Following on from my earlier post about
automating the build process, I thought I'd add a bit more about interoperability.
It's this commitment to interoperability that I love about the OSS movement, more than any of the ideals and ideologies and motivations behind it. In general, it seems that commercial software tends to be designed to interoperate only with other tools from the same vendor (yes, Microsoft, I'm looking at you), whereas OSS tools tend to like to interoperate with just about anything they
can. Of course, that's a sweeping generalisation, but I'm talking trends rather than specifics here. Java itself may not be fully Open source yet,
but it's getting there.
Interoperability is also one of the big changes in Web 2.0, much more significant in my eyes than whizz-bang AJAX interfaces. The first dotcom boom was all about control and ownership of information. So many of our business conflicts and process difficulties at
Rocom on the
Data eXchange project (gotta love those great-big-feck-off X's in project names) boiled down, in the end, to a question of "who owns this information?" Web 1.0 business models were all about monetising content, getting people to pay for access to information, locking it down and charging for access. You want my product data? Sure, but it'll cost you X per Y products...
Web 2.0, on the other hand, is all about openness, of information and APIs. You want my product data? Sure! You want to help sell my products by showing them on your site, of
course you can! RSS or Atom? Do you want a SOAP-enabled web service with that, so you can write a desktop client? No problem... API keys are over there, just by the chocolate sprinkles... however, providing syndication and API services can be costly, both in terms of bandwidth and
server resources. So what's the incentive?
The question of how to effectively monetise a Web 2.0 business is yet to be fully answered, of course. The famous "Three A's" business model - AJAX, AdSense and Arrogance - is really just the same as the classic Web 1.0 business plans of "we'll get 10 million hits a month, and generate all our revenue from advertising", and it's not really any more viable now than it was then.
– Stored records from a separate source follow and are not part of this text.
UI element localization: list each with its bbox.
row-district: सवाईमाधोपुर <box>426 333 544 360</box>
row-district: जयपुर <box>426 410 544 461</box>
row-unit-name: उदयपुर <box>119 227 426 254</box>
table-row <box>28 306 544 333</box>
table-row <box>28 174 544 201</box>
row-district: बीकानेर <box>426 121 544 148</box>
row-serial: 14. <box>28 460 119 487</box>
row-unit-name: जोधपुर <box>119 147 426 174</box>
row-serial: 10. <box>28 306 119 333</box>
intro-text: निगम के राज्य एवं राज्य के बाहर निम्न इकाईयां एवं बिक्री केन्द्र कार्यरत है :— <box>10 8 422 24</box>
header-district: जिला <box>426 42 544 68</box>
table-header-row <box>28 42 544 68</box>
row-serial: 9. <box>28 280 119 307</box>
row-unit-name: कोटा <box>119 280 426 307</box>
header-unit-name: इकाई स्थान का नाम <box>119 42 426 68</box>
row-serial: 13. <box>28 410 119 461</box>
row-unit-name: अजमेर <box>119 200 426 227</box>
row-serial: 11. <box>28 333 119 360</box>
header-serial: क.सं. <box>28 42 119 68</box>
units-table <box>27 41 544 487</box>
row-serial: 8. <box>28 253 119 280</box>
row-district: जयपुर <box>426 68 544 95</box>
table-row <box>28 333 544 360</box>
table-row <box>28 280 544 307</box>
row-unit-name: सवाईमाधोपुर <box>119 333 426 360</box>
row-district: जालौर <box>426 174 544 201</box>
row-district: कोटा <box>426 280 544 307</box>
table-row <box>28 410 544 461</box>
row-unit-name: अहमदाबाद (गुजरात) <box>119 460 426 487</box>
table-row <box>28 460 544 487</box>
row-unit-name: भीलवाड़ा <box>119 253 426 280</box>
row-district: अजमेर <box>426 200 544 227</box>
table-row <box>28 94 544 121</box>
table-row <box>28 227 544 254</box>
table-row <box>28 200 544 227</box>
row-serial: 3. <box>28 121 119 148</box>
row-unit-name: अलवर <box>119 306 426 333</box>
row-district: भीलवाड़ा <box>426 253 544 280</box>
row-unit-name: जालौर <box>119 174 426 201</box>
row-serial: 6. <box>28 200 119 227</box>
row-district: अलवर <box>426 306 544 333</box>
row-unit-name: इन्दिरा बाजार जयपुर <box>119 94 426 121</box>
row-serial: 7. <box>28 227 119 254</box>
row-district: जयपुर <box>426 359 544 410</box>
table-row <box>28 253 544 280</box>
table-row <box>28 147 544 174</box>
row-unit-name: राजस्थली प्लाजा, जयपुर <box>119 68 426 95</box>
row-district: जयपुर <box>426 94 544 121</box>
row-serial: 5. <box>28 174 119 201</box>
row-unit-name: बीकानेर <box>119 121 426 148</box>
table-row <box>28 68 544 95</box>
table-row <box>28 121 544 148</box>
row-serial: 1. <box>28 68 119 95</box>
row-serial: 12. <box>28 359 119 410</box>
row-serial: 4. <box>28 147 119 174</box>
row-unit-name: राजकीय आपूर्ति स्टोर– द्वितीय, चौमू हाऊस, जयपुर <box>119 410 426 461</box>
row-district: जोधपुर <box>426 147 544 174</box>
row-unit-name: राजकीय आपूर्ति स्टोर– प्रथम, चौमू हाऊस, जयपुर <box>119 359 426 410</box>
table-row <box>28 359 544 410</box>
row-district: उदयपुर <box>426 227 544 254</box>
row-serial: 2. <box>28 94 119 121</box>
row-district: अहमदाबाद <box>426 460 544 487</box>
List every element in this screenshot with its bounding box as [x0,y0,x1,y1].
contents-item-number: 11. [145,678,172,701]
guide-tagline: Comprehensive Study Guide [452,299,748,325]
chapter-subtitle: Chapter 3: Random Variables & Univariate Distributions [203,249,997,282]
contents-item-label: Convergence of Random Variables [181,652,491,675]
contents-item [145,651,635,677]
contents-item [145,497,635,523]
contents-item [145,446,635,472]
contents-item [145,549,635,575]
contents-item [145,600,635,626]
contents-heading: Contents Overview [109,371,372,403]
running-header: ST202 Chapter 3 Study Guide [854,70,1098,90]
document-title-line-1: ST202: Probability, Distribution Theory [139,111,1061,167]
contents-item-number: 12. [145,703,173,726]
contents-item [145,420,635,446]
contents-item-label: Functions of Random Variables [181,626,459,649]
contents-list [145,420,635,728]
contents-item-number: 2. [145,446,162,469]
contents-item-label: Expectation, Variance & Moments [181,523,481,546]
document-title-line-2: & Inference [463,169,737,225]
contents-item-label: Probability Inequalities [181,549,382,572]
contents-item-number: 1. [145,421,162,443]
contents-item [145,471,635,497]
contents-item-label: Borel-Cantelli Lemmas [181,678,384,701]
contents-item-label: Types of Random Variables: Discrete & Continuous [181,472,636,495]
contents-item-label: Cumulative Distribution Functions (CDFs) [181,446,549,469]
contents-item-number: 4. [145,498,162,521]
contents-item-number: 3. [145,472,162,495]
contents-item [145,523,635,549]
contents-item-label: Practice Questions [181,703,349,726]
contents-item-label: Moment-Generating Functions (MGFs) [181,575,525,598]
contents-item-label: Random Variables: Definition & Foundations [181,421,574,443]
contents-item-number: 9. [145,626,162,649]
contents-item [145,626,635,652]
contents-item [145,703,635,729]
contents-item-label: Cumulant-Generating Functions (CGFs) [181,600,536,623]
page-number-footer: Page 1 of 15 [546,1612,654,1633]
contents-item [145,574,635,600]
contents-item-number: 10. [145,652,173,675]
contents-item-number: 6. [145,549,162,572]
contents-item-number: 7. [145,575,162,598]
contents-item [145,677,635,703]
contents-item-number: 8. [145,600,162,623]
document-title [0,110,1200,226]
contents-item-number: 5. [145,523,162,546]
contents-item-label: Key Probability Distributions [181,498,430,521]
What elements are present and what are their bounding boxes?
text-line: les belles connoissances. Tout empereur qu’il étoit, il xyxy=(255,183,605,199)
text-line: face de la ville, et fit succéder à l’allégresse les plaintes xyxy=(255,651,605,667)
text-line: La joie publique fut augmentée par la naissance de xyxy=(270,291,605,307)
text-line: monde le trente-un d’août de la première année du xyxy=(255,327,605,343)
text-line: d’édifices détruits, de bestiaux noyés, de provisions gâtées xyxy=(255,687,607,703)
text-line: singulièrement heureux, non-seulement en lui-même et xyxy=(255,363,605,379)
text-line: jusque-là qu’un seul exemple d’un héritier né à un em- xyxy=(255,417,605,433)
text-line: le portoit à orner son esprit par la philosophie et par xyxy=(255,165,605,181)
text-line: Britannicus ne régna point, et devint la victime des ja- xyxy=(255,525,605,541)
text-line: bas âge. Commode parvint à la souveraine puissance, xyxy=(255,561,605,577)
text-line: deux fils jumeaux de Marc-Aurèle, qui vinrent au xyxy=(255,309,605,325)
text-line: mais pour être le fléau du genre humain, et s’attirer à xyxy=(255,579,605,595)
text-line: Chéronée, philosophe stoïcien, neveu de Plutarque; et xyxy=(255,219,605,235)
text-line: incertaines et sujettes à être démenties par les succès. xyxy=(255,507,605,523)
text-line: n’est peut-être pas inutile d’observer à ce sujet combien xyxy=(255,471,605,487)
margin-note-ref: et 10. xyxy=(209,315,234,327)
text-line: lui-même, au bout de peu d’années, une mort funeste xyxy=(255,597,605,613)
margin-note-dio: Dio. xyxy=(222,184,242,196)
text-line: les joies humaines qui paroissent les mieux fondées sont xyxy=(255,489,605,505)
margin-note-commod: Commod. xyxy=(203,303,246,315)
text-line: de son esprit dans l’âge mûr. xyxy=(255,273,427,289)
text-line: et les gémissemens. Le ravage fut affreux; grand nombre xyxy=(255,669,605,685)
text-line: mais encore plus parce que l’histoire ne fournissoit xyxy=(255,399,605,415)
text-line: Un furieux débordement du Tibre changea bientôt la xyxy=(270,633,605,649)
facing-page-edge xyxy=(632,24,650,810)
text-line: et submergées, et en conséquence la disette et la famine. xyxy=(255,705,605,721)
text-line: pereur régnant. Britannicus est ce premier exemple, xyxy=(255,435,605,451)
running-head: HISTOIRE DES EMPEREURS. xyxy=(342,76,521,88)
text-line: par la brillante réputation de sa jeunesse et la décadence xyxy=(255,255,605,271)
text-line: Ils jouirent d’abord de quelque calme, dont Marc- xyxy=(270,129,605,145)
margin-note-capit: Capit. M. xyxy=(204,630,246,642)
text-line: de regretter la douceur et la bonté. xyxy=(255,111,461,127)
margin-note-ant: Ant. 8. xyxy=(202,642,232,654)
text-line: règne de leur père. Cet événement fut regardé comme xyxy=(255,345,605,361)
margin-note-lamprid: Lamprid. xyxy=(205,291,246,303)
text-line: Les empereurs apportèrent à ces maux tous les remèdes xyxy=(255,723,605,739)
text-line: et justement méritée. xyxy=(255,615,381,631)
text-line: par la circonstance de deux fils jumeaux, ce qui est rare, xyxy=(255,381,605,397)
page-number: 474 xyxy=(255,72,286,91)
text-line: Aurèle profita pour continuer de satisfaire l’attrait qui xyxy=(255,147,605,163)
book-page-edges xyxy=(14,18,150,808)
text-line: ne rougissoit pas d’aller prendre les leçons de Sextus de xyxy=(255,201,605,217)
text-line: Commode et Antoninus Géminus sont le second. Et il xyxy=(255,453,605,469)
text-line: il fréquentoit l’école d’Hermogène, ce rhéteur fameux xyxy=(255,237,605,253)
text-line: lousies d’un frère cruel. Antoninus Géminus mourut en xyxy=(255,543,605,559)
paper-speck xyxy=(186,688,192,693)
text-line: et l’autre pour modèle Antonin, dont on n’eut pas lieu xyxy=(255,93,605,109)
As ads become more-and-more intrusive (those pop-over Flash ads that appear right in front of the content you're reading just make me want to run through a shopping mall with an Uzi, I'm afraid - sorry to any Flash developers who make those for a living that might be reading) - ad-blocking tools become more and more sophisticated and widely-used, and the arms race continues, just like spam. The only media that can survive solely on ad revenue are the traditional print media, where blocking the ads is either not feasible, or not worth the effort. Even
TV ad revenue is declining (third video down) in the face of TiVo and other similar products - advertisers are unwilling to pay for face-time with viewers who effectively aren't there anymore.
On the other hand, web-based mash-up services that depend entirely on the availability of third-party services like Flickr or Google Maps, or even del.icio.us, are also building their houses on sand. The systems analyst side of me says that if you build your business model to depend 100% on a third-party who provides their service for free, then you need to rethink your business model!
But it's here that I think the big service providers may be missing a trick. A basic Flickr account costs nothing, and gives you a taster of the service, enough to make you want to sign up for a low-cost Pro account. But how about providing another tier of service above that, for the mash-up businesses that depend on availability?
Why not provide a cordonned-off cluster of high-avaiability servers with a dedicated support team, available only to a dependent business who's willing to pay a premium because they depend on it?
I haven't done the sums myself, I admit, but it's another way of monetising your Web 2.0 services, and provides a revenue stream to get some payback for your openness.